Si aprendí a andar en bicicleta, fue gracias a mi orgullo y a mi hermana.

A mi hermana le apodamos “Rana” por sus grandes ojos . Cuando la recuerdo de niña, me la imagino chimuela, con pantalones de mezclilla rotos, camisa desacomodada y el cabello largo y desordenado. Era broncuda. No le importaba que yo fuera dos años mayor que ella, mucho menos que fuera hombre, se ponía al tú por tú conmigo. Y siempre agarraba mis cosas, sin permiso.

Así un día la descubrí con un desarmador y con mi bicicleta. Le quitaba las ruedas de apoyo. Yo casi no la usaba, menos aún me atrevía a quitarle las rueditas de los lados. «¿Qué haces?». «Quiero aprender a andar en bici», me dijo. Yo la miré tan empeñada que no le reclamé nada. Ya sin las ruedas laterales, salió al patio de la privada y comenzó a darse de trompicones.

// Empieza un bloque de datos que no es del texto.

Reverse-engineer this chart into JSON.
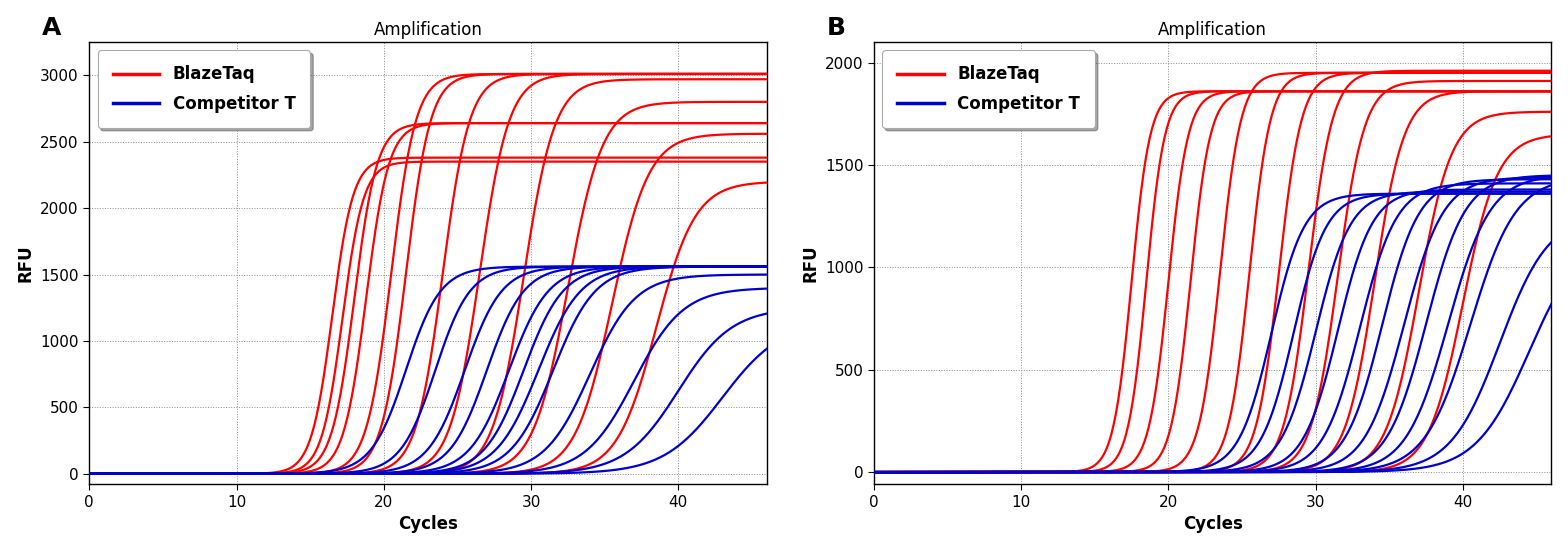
{
  "panel_A": {
    "title": "Amplification",
    "xlabel": "Cycles",
    "ylabel": "RFU",
    "xlim": [
      0,
      46
    ],
    "ylim": [
      -80,
      3250
    ],
    "yticks": [
      0,
      500,
      1000,
      1500,
      2000,
      2500,
      3000
    ],
    "xticks": [
      0,
      10,
      20,
      30,
      40
    ],
    "red_curves": [
      {
        "mid": 16.5,
        "plateau": 2380,
        "slope": 1.4
      },
      {
        "mid": 17.2,
        "plateau": 2350,
        "slope": 1.4
      },
      {
        "mid": 18.0,
        "plateau": 2640,
        "slope": 1.3
      },
      {
        "mid": 18.8,
        "plateau": 2640,
        "slope": 1.3
      },
      {
        "mid": 20.5,
        "plateau": 3010,
        "slope": 1.2
      },
      {
        "mid": 21.5,
        "plateau": 3010,
        "slope": 1.2
      },
      {
        "mid": 24.0,
        "plateau": 3010,
        "slope": 1.1
      },
      {
        "mid": 26.5,
        "plateau": 3010,
        "slope": 1.0
      },
      {
        "mid": 29.5,
        "plateau": 2970,
        "slope": 0.95
      },
      {
        "mid": 32.5,
        "plateau": 2800,
        "slope": 0.85
      },
      {
        "mid": 35.5,
        "plateau": 2560,
        "slope": 0.8
      },
      {
        "mid": 38.5,
        "plateau": 2200,
        "slope": 0.75
      }
    ],
    "blue_curves": [
      {
        "mid": 21.5,
        "plateau": 1560,
        "slope": 0.85
      },
      {
        "mid": 23.5,
        "plateau": 1560,
        "slope": 0.85
      },
      {
        "mid": 25.5,
        "plateau": 1560,
        "slope": 0.8
      },
      {
        "mid": 27.0,
        "plateau": 1560,
        "slope": 0.8
      },
      {
        "mid": 28.5,
        "plateau": 1560,
        "slope": 0.75
      },
      {
        "mid": 29.5,
        "plateau": 1560,
        "slope": 0.75
      },
      {
        "mid": 30.5,
        "plateau": 1560,
        "slope": 0.7
      },
      {
        "mid": 31.5,
        "plateau": 1560,
        "slope": 0.7
      },
      {
        "mid": 34.0,
        "plateau": 1500,
        "slope": 0.65
      },
      {
        "mid": 37.0,
        "plateau": 1400,
        "slope": 0.6
      },
      {
        "mid": 40.0,
        "plateau": 1250,
        "slope": 0.55
      },
      {
        "mid": 43.0,
        "plateau": 1150,
        "slope": 0.5
      }
    ]
  },
  "panel_B": {
    "title": "Amplification",
    "xlabel": "Cycles",
    "ylabel": "RFU",
    "xlim": [
      0,
      46
    ],
    "ylim": [
      -60,
      2100
    ],
    "yticks": [
      0,
      500,
      1000,
      1500,
      2000
    ],
    "xticks": [
      0,
      10,
      20,
      30,
      40
    ],
    "red_curves": [
      {
        "mid": 17.5,
        "plateau": 1860,
        "slope": 1.6
      },
      {
        "mid": 18.5,
        "plateau": 1860,
        "slope": 1.6
      },
      {
        "mid": 20.0,
        "plateau": 1860,
        "slope": 1.5
      },
      {
        "mid": 21.5,
        "plateau": 1860,
        "slope": 1.5
      },
      {
        "mid": 23.5,
        "plateau": 1950,
        "slope": 1.4
      },
      {
        "mid": 25.5,
        "plateau": 1950,
        "slope": 1.4
      },
      {
        "mid": 27.5,
        "plateau": 1950,
        "slope": 1.3
      },
      {
        "mid": 29.5,
        "plateau": 1960,
        "slope": 1.2
      },
      {
        "mid": 31.5,
        "plateau": 1910,
        "slope": 1.1
      },
      {
        "mid": 34.0,
        "plateau": 1860,
        "slope": 1.0
      },
      {
        "mid": 37.0,
        "plateau": 1760,
        "slope": 0.9
      },
      {
        "mid": 40.0,
        "plateau": 1650,
        "slope": 0.85
      }
    ],
    "blue_curves": [
      {
        "mid": 27.0,
        "plateau": 1360,
        "slope": 0.9
      },
      {
        "mid": 28.5,
        "plateau": 1360,
        "slope": 0.9
      },
      {
        "mid": 30.0,
        "plateau": 1370,
        "slope": 0.85
      },
      {
        "mid": 31.5,
        "plateau": 1380,
        "slope": 0.85
      },
      {
        "mid": 33.0,
        "plateau": 1410,
        "slope": 0.8
      },
      {
        "mid": 34.5,
        "plateau": 1430,
        "slope": 0.8
      },
      {
        "mid": 36.0,
        "plateau": 1440,
        "slope": 0.75
      },
      {
        "mid": 37.5,
        "plateau": 1450,
        "slope": 0.75
      },
      {
        "mid": 39.0,
        "plateau": 1450,
        "slope": 0.7
      },
      {
        "mid": 40.5,
        "plateau": 1440,
        "slope": 0.65
      },
      {
        "mid": 42.5,
        "plateau": 1260,
        "slope": 0.6
      },
      {
        "mid": 44.5,
        "plateau": 1180,
        "slope": 0.55
      }
    ]
  },
  "label_A": "A",
  "label_B": "B",
  "legend_red": "BlazeTaq",
  "legend_blue": "Competitor T",
  "red_color": "#FF0000",
  "blue_color": "#0000CC",
  "bg_color": "#FFFFFF",
  "grid_color": "#888888",
  "line_width": 1.6,
  "title_fontsize": 12,
  "axis_label_fontsize": 12,
  "tick_fontsize": 11,
  "legend_fontsize": 12,
  "panel_label_fontsize": 18
}
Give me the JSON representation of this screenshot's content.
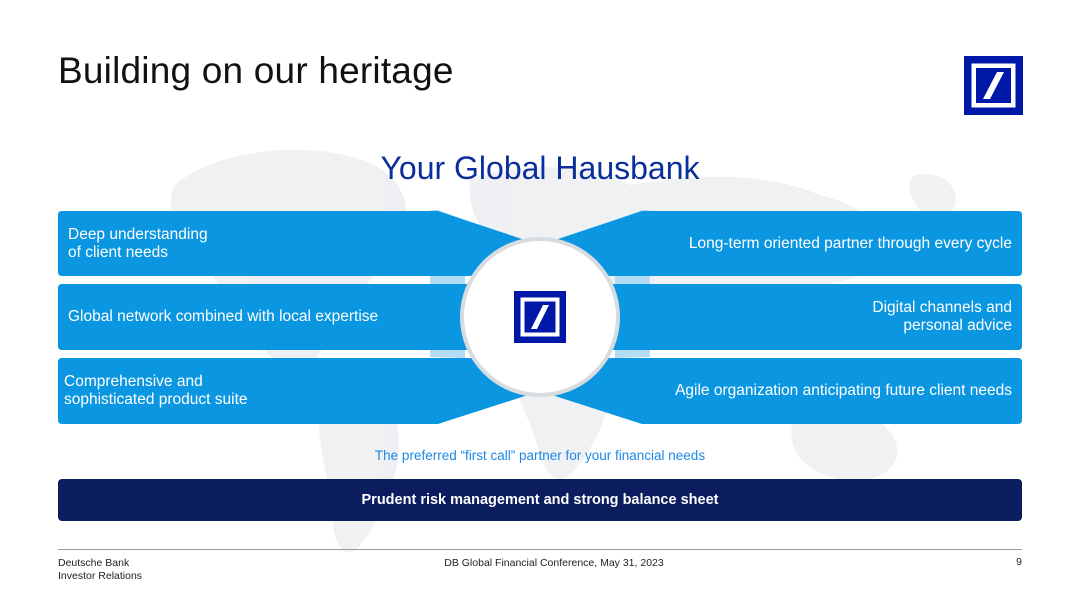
{
  "title": "Building on our heritage",
  "subtitle": "Your Global Hausbank",
  "pillars_left": [
    {
      "line1": "Deep understanding",
      "line2": "of client needs"
    },
    {
      "line1": "Global network combined with local expertise",
      "line2": ""
    },
    {
      "line1": "Comprehensive and",
      "line2": "sophisticated product suite"
    }
  ],
  "pillars_right": [
    {
      "line1": "Long-term oriented partner through every cycle",
      "line2": ""
    },
    {
      "line1": "Digital channels and",
      "line2": "personal advice"
    },
    {
      "line1": "Agile organization anticipating future client needs",
      "line2": ""
    }
  ],
  "tagline": "The preferred “first call” partner for your financial needs",
  "foundation": "Prudent risk management and strong balance sheet",
  "footer": {
    "company": "Deutsche Bank",
    "department": "Investor Relations",
    "event": "DB Global Financial Conference, May 31, 2023",
    "page": "9"
  },
  "colors": {
    "brand_blue": "#0018a8",
    "box_blue": "#0a96e0",
    "navy": "#0b1d5e",
    "title_blue": "#0a2f9c",
    "tagline_blue": "#1e88e5"
  },
  "icons": [
    "deutsche-bank-logo-icon",
    "world-map-background"
  ]
}
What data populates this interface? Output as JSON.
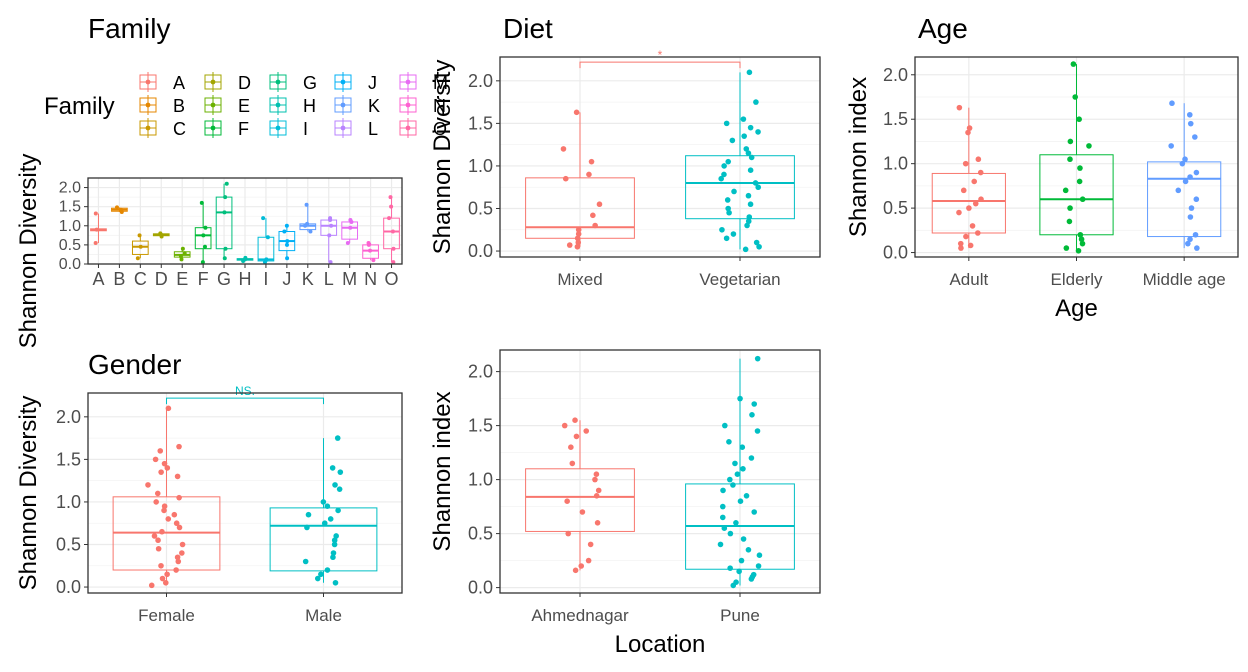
{
  "colors": {
    "A": "#F8766D",
    "B": "#E58700",
    "C": "#C99800",
    "D": "#A3A500",
    "E": "#6BB100",
    "F": "#00BA38",
    "G": "#00BF7D",
    "H": "#00C0AF",
    "I": "#00BCD8",
    "J": "#00B0F6",
    "K": "#619CFF",
    "L": "#B983FF",
    "M": "#E76BF3",
    "N": "#FD61D1",
    "O": "#FF67A4",
    "two_1": "#F8766D",
    "two_2": "#00BFC4",
    "three_1": "#F8766D",
    "three_2": "#00BA38",
    "three_3": "#619CFF"
  },
  "chart_data": [
    {
      "id": "family",
      "type": "boxplot",
      "title": "Family",
      "xlabel": "",
      "ylabel": "Shannon Diversity",
      "ylim": [
        0,
        2.25
      ],
      "yticks": [
        "0.0",
        "0.5",
        "1.0",
        "1.5",
        "2.0"
      ],
      "legend": {
        "title": "Family",
        "position": "top",
        "entries": [
          "A",
          "B",
          "C",
          "D",
          "E",
          "F",
          "G",
          "H",
          "I",
          "J",
          "K",
          "L",
          "M",
          "N",
          "O"
        ]
      },
      "categories": [
        "A",
        "B",
        "C",
        "D",
        "E",
        "F",
        "G",
        "H",
        "I",
        "J",
        "K",
        "L",
        "M",
        "N",
        "O"
      ],
      "boxes": [
        {
          "q1": 0.87,
          "median": 0.9,
          "q3": 0.92,
          "min": 0.55,
          "max": 1.32
        },
        {
          "q1": 1.38,
          "median": 1.42,
          "q3": 1.46,
          "min": 1.36,
          "max": 1.48
        },
        {
          "q1": 0.25,
          "median": 0.45,
          "q3": 0.6,
          "min": 0.15,
          "max": 0.75
        },
        {
          "q1": 0.74,
          "median": 0.77,
          "q3": 0.79,
          "min": 0.72,
          "max": 0.8
        },
        {
          "q1": 0.18,
          "median": 0.24,
          "q3": 0.32,
          "min": 0.12,
          "max": 0.4
        },
        {
          "q1": 0.4,
          "median": 0.75,
          "q3": 0.95,
          "min": 0.05,
          "max": 1.6
        },
        {
          "q1": 0.4,
          "median": 1.35,
          "q3": 1.75,
          "min": 0.15,
          "max": 2.1
        },
        {
          "q1": 0.1,
          "median": 0.12,
          "q3": 0.14,
          "min": 0.08,
          "max": 0.16
        },
        {
          "q1": 0.08,
          "median": 0.12,
          "q3": 0.7,
          "min": 0.05,
          "max": 1.2
        },
        {
          "q1": 0.35,
          "median": 0.6,
          "q3": 0.85,
          "min": 0.15,
          "max": 1.0
        },
        {
          "q1": 0.9,
          "median": 1.0,
          "q3": 1.05,
          "min": 0.85,
          "max": 1.55
        },
        {
          "q1": 0.75,
          "median": 1.0,
          "q3": 1.15,
          "min": 0.05,
          "max": 1.2
        },
        {
          "q1": 0.65,
          "median": 0.95,
          "q3": 1.1,
          "min": 0.55,
          "max": 1.15
        },
        {
          "q1": 0.15,
          "median": 0.35,
          "q3": 0.5,
          "min": 0.1,
          "max": 0.55
        },
        {
          "q1": 0.4,
          "median": 0.85,
          "q3": 1.2,
          "min": 0.05,
          "max": 1.75
        }
      ],
      "points": [
        [
          0.55,
          0.9,
          1.32
        ],
        [
          1.36,
          1.42,
          1.48
        ],
        [
          0.15,
          0.45,
          0.75
        ],
        [
          0.72,
          0.77,
          0.8
        ],
        [
          0.12,
          0.2,
          0.28,
          0.4
        ],
        [
          0.05,
          0.45,
          0.75,
          0.95,
          1.6
        ],
        [
          0.15,
          0.4,
          1.35,
          1.75,
          2.1
        ],
        [
          0.08,
          0.12,
          0.16
        ],
        [
          0.05,
          0.1,
          0.12,
          0.7,
          1.2
        ],
        [
          0.15,
          0.5,
          0.6,
          0.85,
          1.0
        ],
        [
          0.85,
          1.0,
          1.05,
          1.55
        ],
        [
          0.05,
          0.75,
          1.0,
          1.15,
          1.2
        ],
        [
          0.55,
          0.95,
          1.1,
          1.15
        ],
        [
          0.1,
          0.35,
          0.5,
          0.55
        ],
        [
          0.05,
          0.4,
          0.85,
          1.2,
          1.5,
          1.75
        ]
      ]
    },
    {
      "id": "diet",
      "type": "boxplot",
      "title": "Diet",
      "xlabel": "",
      "ylabel": "Shannon Diversity",
      "ylim": [
        -0.07,
        2.28
      ],
      "yticks": [
        "0.0",
        "0.5",
        "1.0",
        "1.5",
        "2.0"
      ],
      "categories": [
        "Mixed",
        "Vegetarian"
      ],
      "significance": {
        "label": "*",
        "y": 2.22
      },
      "boxes": [
        {
          "q1": 0.15,
          "median": 0.28,
          "q3": 0.86,
          "min": 0.05,
          "max": 1.63
        },
        {
          "q1": 0.38,
          "median": 0.8,
          "q3": 1.12,
          "min": 0.02,
          "max": 2.1
        }
      ],
      "points": [
        [
          0.05,
          0.07,
          0.1,
          0.15,
          0.2,
          0.25,
          0.3,
          0.42,
          0.55,
          0.85,
          0.9,
          1.05,
          1.2,
          1.63
        ],
        [
          0.02,
          0.05,
          0.1,
          0.15,
          0.2,
          0.25,
          0.3,
          0.35,
          0.4,
          0.45,
          0.5,
          0.55,
          0.6,
          0.65,
          0.7,
          0.75,
          0.8,
          0.85,
          0.9,
          0.95,
          1.0,
          1.05,
          1.1,
          1.15,
          1.2,
          1.3,
          1.35,
          1.4,
          1.45,
          1.5,
          1.55,
          1.75,
          2.1
        ]
      ]
    },
    {
      "id": "age",
      "type": "boxplot",
      "title": "Age",
      "xlabel": "Age",
      "ylabel": "Shannon index",
      "ylim": [
        -0.05,
        2.2
      ],
      "yticks": [
        "0.0",
        "0.5",
        "1.0",
        "1.5",
        "2.0"
      ],
      "categories": [
        "Adult",
        "Elderly",
        "Middle age"
      ],
      "boxes": [
        {
          "q1": 0.22,
          "median": 0.58,
          "q3": 0.89,
          "min": 0.05,
          "max": 1.63
        },
        {
          "q1": 0.2,
          "median": 0.6,
          "q3": 1.1,
          "min": 0.02,
          "max": 2.12
        },
        {
          "q1": 0.18,
          "median": 0.83,
          "q3": 1.02,
          "min": 0.05,
          "max": 1.68
        }
      ],
      "points": [
        [
          0.05,
          0.08,
          0.1,
          0.18,
          0.22,
          0.3,
          0.45,
          0.5,
          0.55,
          0.6,
          0.7,
          0.8,
          0.9,
          1.0,
          1.05,
          1.35,
          1.4,
          1.63
        ],
        [
          0.02,
          0.05,
          0.1,
          0.15,
          0.2,
          0.35,
          0.5,
          0.6,
          0.7,
          0.8,
          0.95,
          1.05,
          1.2,
          1.25,
          1.5,
          1.75,
          2.12
        ],
        [
          0.05,
          0.1,
          0.15,
          0.2,
          0.4,
          0.5,
          0.6,
          0.7,
          0.8,
          0.85,
          0.9,
          1.0,
          1.05,
          1.2,
          1.3,
          1.45,
          1.55,
          1.68
        ]
      ]
    },
    {
      "id": "gender",
      "type": "boxplot",
      "title": "Gender",
      "xlabel": "",
      "ylabel": "Shannon Diversity",
      "ylim": [
        -0.07,
        2.28
      ],
      "yticks": [
        "0.0",
        "0.5",
        "1.0",
        "1.5",
        "2.0"
      ],
      "categories": [
        "Female",
        "Male"
      ],
      "significance": {
        "label": "NS.",
        "y": 2.22
      },
      "boxes": [
        {
          "q1": 0.2,
          "median": 0.64,
          "q3": 1.06,
          "min": 0.02,
          "max": 2.1
        },
        {
          "q1": 0.19,
          "median": 0.72,
          "q3": 0.93,
          "min": 0.05,
          "max": 1.75
        }
      ],
      "points": [
        [
          0.02,
          0.05,
          0.1,
          0.15,
          0.2,
          0.25,
          0.3,
          0.35,
          0.4,
          0.45,
          0.5,
          0.55,
          0.6,
          0.65,
          0.7,
          0.75,
          0.8,
          0.85,
          0.9,
          0.95,
          1.0,
          1.05,
          1.1,
          1.2,
          1.3,
          1.35,
          1.4,
          1.45,
          1.5,
          1.6,
          1.65,
          2.1
        ],
        [
          0.05,
          0.1,
          0.15,
          0.2,
          0.3,
          0.35,
          0.4,
          0.5,
          0.55,
          0.6,
          0.7,
          0.75,
          0.8,
          0.85,
          0.9,
          0.95,
          1.0,
          1.15,
          1.2,
          1.35,
          1.4,
          1.75
        ]
      ]
    },
    {
      "id": "location",
      "type": "boxplot",
      "title": "",
      "xlabel": "Location",
      "ylabel": "Shannon index",
      "ylim": [
        -0.05,
        2.2
      ],
      "yticks": [
        "0.0",
        "0.5",
        "1.0",
        "1.5",
        "2.0"
      ],
      "categories": [
        "Ahmednagar",
        "Pune"
      ],
      "boxes": [
        {
          "q1": 0.52,
          "median": 0.84,
          "q3": 1.1,
          "min": 0.16,
          "max": 1.55
        },
        {
          "q1": 0.17,
          "median": 0.57,
          "q3": 0.96,
          "min": 0.02,
          "max": 2.12
        }
      ],
      "points": [
        [
          0.16,
          0.2,
          0.25,
          0.4,
          0.5,
          0.6,
          0.7,
          0.8,
          0.85,
          0.9,
          1.0,
          1.05,
          1.15,
          1.3,
          1.4,
          1.45,
          1.5,
          1.55
        ],
        [
          0.02,
          0.05,
          0.08,
          0.1,
          0.12,
          0.15,
          0.18,
          0.2,
          0.25,
          0.3,
          0.35,
          0.4,
          0.45,
          0.5,
          0.55,
          0.6,
          0.65,
          0.7,
          0.75,
          0.8,
          0.85,
          0.9,
          0.95,
          1.0,
          1.05,
          1.1,
          1.15,
          1.2,
          1.3,
          1.35,
          1.45,
          1.5,
          1.6,
          1.7,
          1.75,
          2.12
        ]
      ]
    }
  ]
}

Desde la puerta de la casa, observé cómo se caía una y otra vez. Los raspones no la intimidaban. Además, la ropa rasgada estaba de moda. No se cansó hasta que comenzó a guardar el equilibrio cada vez a mayor distancia. Entonces, me preocupé. ¿Mi hermana menor iba a aprender a andar en bici antes que yo?

Le pedí que me diera la bici. Finalmente, era mía. Ahora nos turnábamos. Ella pedaleaba hasta caerse. Luego, me tocaban a mí los raspones. Y así, en competencia fraterna, cada uno aprendió a rodar.

«No me acuerdo de nada de eso», me dice mi hermana ahora. Los dos somos un desastre, cada quien a su manera. A cada rato metemos la pata con ganas, pero ahí estamos para señalarnos nuestros errores.

Aún aprendo de ella. Se cae, se levanta y lo vuelve a intentar.